In the first Gulf of Sidra incident, two United States Navy F-14 Tomcats from the USS Nimitz engaged and shot down two Libyan Su-22s off of the Libyan coast.

The second Gulf of Sidra incident occurred in 1989 when two United States Navy F-14 Tomcats shot down two Libyan MiG-23s that appeared to be attempting to engage them.

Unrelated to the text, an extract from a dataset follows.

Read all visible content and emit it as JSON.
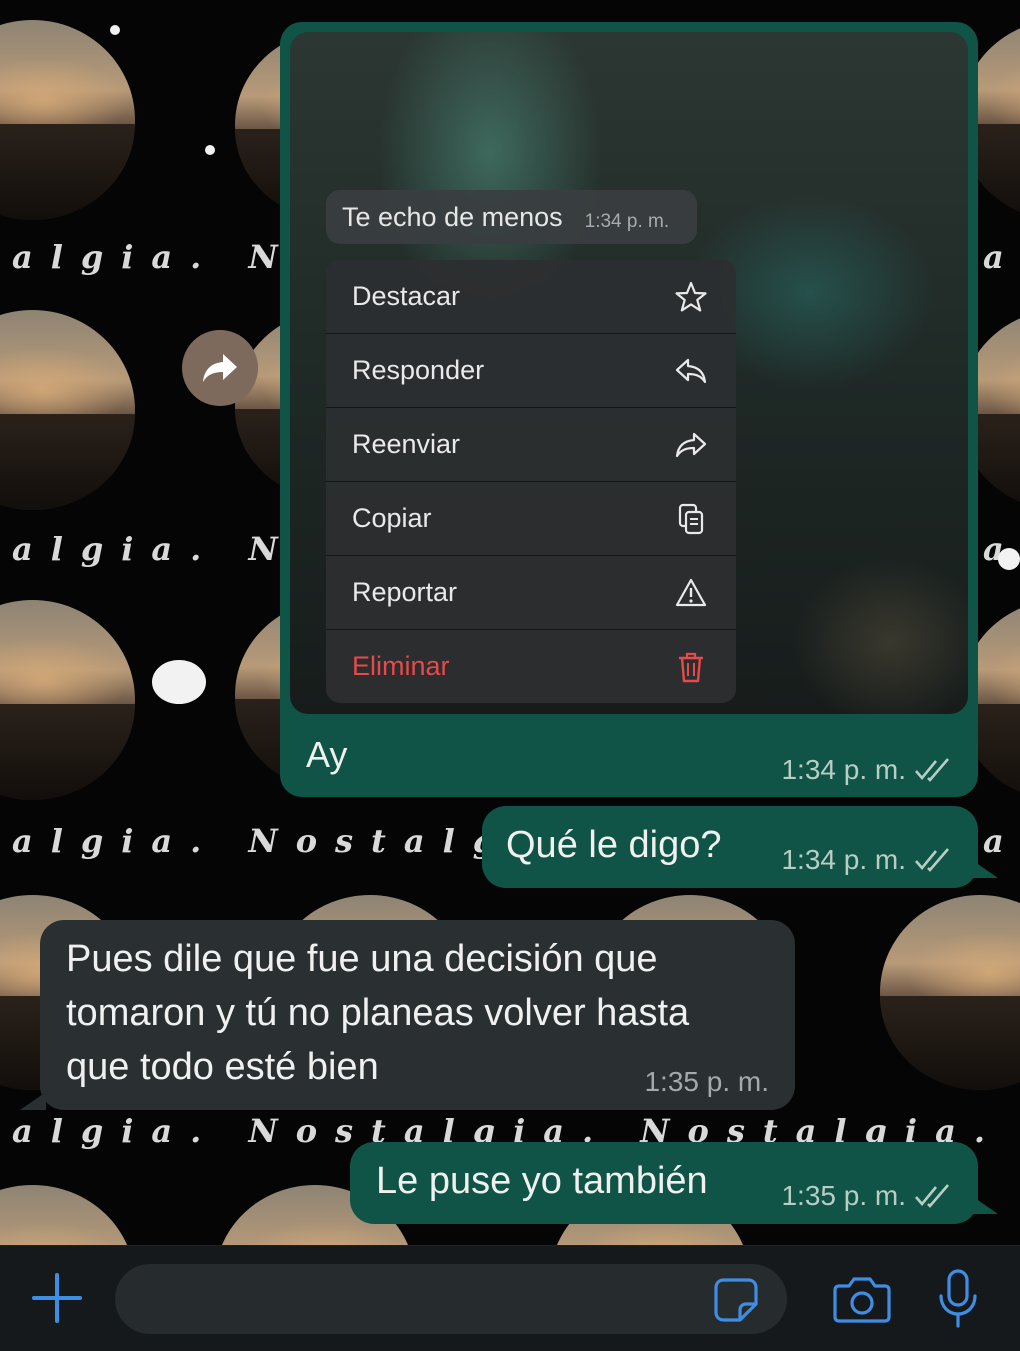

== Chadian-Libyan conflict ==

The Chadian-Libyan conflict was related to the possession of the Aouzou Strip and was marked by a series of four separate Libyan interventions in Chad. Libyan leader Muammar Gaddafi had the support of a number of factions participating in the civil war.

The Chadian government had the support of the French, and rival Chadian factions who united against the Libyan army. In the final Toyota war Libya was defeated. According to American sources Libya lost 7,500 men and 1.5 billion dollars in military equipment.

== Second Congo War ==

The Second Congo War was a major conflict in Africa between 1998 and 2003. It was one of the bloodiest conflicts in modern history.

During the Second Congo War, Libya supported the Democratic Republic of the Congo by providing planes that transported soldiers from Chad to the region.